Scam artists hide at the other end of the phone line or computer screen. So, don't give bank account information, Social Security Numbers or personal data in response to an unsolicited phone call or e-mail. Remember that a legitimate company would never ask for passwords or other personal information by e-mail. Before providing credit card or other information to a Web site, confirm that the site is legitimate, not a copycat designed by a crook, by verifying that the Web site's address is an exact match for what appears in literature from the company or some other reliable source. You'd be wise to avoid an online merchant that doesn't list a phone number or physical address which are possible signs that the Web site and its owners are fraudulent. Also look for assurances on the Web site about security procedures for safely transmitting and storing your credit card number, password and other personal information you're asked to provide.

Limit the confidential information in your wallet in case it gets lost or stolen

Don't carry around more checks, credit cards or other bank items than you need. Consider reducing the number of credit cards you carry by canceling ones you don't use. Keep passports, Social Security cards and birth certificates in a secure place, not in your wallet. Never keep passwords or PINs on or near your checkbook, credit card, ATM card or debit card.

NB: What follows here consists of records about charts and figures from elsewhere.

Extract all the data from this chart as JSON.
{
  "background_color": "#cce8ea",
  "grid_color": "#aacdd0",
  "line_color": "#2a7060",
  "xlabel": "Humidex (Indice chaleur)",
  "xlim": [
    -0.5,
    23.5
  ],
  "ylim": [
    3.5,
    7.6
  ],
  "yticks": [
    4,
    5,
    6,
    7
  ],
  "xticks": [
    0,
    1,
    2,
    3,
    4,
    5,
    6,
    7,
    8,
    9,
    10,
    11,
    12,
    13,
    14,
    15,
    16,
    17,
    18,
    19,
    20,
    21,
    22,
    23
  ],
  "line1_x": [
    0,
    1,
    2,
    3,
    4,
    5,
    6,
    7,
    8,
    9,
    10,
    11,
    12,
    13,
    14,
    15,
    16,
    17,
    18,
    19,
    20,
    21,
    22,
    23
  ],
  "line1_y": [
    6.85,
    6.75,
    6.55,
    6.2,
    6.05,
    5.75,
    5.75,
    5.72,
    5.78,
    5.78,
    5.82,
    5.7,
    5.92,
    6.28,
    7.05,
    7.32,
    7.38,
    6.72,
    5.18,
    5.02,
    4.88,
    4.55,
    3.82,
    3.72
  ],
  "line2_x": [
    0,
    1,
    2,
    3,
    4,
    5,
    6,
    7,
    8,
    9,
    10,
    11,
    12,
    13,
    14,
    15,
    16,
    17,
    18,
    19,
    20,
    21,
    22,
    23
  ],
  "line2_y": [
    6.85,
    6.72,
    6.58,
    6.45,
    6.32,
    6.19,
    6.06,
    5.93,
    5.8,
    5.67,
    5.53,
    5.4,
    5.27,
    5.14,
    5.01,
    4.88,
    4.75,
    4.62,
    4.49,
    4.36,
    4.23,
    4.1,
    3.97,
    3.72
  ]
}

Review your credit card bills and bank statements as soon as they arrive

If you notice something suspicious, perhaps a credit card purchase you didn't make or an unauthorized withdrawal from your checking account, contact your financial institution immediately. While federal and state laws limit your losses if you're victimized by a financial fraud, sometimes your maximum liability depends on how quickly you report the problem. Also make sure you get your statement every month. If no statement arrives, that could be a sign that an identity thief has changed your mailing address for purposes of committing fraud in your name but from another location.